When Boz Scaggs plays at the Granada Theatre on Tuesday, August 2, at 8 p.m., he will arrive carrying quite a legacy. Beginning his music career with the Steve Miller Band and going strong ever since, Scaggs has been a recurring rocker on the charts, scoring international acclaim with his silky-smooth voice, especially since the release of his soft rock sensation, Silk Degrees. Recently, Scaggs took a blusier turn with albums 2013’s Memphis and 2015’s A Fool To Care. Scaggs spoke with me about his new tour, the start of his fame, and working with Lucinda Williams.

How is your year going so far? How does this tour feel compared to ones you’ve done in the past? This is a good tour. I’ve been working with this band a lot the last few years. We took a good deal of time off during the winter before we started up a rather short spring tour. This is really the first substantial tour of the year, starting out early July and it will take us through the end of August.

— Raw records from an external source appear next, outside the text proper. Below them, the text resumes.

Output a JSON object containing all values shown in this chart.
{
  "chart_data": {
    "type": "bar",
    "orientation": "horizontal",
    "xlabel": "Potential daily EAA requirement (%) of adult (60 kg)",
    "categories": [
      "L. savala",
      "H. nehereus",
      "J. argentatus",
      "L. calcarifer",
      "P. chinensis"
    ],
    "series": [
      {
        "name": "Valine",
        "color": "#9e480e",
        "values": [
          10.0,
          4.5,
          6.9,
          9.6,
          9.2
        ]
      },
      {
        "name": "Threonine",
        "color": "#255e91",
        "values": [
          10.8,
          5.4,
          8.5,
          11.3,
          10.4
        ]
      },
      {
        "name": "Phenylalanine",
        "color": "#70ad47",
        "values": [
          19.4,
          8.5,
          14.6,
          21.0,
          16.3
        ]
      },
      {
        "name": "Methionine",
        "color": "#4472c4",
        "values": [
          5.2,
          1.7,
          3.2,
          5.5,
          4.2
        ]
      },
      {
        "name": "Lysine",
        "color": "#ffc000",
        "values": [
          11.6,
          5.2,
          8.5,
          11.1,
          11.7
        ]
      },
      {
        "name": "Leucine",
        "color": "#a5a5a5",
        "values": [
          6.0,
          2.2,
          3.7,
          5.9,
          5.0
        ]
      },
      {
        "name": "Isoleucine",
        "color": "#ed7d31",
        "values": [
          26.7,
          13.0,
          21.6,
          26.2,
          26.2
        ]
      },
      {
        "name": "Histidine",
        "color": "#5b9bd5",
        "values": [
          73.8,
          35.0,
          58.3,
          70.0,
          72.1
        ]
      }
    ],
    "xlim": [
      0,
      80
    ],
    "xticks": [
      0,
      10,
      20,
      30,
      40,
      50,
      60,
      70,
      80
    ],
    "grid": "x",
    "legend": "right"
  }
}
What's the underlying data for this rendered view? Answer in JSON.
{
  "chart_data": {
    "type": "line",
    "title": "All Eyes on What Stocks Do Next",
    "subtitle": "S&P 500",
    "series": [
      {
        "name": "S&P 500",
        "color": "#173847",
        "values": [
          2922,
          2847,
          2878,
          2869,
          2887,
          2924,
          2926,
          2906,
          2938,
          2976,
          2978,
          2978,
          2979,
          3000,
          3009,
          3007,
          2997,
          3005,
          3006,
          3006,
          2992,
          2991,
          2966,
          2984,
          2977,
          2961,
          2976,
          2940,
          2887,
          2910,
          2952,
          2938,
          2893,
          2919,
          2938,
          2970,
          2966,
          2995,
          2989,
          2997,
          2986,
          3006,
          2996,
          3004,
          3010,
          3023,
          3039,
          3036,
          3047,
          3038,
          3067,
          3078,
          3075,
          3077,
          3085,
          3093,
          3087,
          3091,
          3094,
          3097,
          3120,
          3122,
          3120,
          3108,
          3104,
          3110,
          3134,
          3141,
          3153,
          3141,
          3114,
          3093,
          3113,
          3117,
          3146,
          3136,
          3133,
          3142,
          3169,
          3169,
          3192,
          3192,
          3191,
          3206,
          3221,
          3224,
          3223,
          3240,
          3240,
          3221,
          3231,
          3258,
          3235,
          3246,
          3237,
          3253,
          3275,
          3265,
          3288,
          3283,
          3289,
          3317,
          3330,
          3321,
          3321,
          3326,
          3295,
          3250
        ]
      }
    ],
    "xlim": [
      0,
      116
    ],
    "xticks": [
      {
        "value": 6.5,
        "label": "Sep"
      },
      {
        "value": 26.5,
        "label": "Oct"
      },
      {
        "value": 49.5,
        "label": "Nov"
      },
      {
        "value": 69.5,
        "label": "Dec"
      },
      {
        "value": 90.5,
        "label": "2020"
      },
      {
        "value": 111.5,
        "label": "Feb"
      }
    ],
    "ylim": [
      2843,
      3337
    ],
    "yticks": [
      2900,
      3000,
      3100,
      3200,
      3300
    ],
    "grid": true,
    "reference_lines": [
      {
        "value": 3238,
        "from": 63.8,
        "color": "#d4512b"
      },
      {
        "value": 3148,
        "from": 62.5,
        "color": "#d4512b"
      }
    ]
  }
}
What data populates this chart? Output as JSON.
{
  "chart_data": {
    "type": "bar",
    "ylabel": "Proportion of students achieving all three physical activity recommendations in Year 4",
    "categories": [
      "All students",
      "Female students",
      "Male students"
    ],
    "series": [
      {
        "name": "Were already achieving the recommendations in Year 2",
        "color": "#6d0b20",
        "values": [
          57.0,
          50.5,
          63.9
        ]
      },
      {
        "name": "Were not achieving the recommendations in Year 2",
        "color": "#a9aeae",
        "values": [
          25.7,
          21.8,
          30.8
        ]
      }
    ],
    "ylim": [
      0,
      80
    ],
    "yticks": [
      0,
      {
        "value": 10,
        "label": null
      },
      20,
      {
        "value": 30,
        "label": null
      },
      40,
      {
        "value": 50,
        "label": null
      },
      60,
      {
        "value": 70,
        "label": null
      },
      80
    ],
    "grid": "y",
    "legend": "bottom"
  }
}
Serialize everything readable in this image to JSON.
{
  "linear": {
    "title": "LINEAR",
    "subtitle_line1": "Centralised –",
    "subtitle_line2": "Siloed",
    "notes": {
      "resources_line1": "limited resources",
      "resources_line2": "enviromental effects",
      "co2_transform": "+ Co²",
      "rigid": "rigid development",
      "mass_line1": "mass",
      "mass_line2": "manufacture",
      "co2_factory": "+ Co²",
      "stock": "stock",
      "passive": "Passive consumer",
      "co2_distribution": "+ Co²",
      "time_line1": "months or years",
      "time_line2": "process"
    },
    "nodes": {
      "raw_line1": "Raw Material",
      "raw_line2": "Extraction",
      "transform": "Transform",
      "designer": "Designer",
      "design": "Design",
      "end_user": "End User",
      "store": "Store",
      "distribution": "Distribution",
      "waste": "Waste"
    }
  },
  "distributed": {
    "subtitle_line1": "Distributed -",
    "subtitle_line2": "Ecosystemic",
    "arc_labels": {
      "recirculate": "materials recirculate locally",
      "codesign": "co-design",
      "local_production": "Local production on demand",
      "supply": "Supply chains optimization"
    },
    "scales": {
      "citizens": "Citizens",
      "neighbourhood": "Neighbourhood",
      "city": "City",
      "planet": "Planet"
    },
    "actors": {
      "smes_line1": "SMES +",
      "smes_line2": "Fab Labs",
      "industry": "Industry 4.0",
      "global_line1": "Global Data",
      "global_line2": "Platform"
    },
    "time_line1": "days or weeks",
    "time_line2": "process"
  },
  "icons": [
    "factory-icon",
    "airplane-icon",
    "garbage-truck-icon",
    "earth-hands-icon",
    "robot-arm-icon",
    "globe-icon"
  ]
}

It feels really good to be in the midst of a tour like this, because you can become really focused on the a lot of the finer points of the music, and it’s a time when the band takes another step because even tighter than it’s been in the past. It’s really fun to be completely immersed in the music like these.

Your last two albums have had their heart in Memphis, with a lot of musical homages to the South. What is it about Memphis, Nashville, and the rest of Tennessee and that region of that continues to draw you in? I was heavily influenced by early rock ’n’ roll, and a lot of early rock ’n’ roll — or that which appealed to me the most — was music that came out of Memphis and Nashville… those being places that drew upon the musical conventions of Appalachia and certainly the music of the Mississippi Delta, and the music that came out of New Orleans, and came up the Mississippi River. That’s very raw and primal stuff to me.

You’ve been playing music for so long, it’s amazing — congratulations on the enduring success. Looking back, is there a decade in your career that stands out as the most significant? Or is it all a continuity? The most important decade in my career was the ’70s. I made my first solo record in 1969 or 1970, and I formed my own first band and started to play clubs and other gigs in S.F. in 1970. I got my second recording contract with Columbia Records, which was beginning of a string of records over the next decade, which took me from playing clubs to having the huge success of the Silk Degrees album, which made me an international star. It had me traveling all over America and Europe and Japan and Australia, and so forth, with multi-platinum record sales. So it was that period of ten years from 1969 to 1979 that was the most important decade. Another of records leading to the one that I had, Silk Degrees and two albums that followed that were very big, multi-platinum, big time records.

I really love your cover with Lucinda Williams, “Whispering Pines” — beautiful steel guitar. Can you tell me a bit about the recording process of that one? It was really interesting working with Lucinda. We set up two microphones, one for her and one for me, facing each other, and the rhythm section played outside the room, and we sang live to the section playing, and in that situation you’re sort of playing off each other’s emotions in a way — I mean, she’s literally standing six feet in front of me — I can see her and she can see me and I was singing, as it were, to each other. There was no rehearsing, really, we just both loved the song and started feeling our way through it. Given the high respect that I have for Lucinda as a person and a musician, I have to say it was one of the most electrifying musical experiences I’ve ever had. The section was also really inspired by her being on the session. It was a very high moment, one of the most memorable of my career.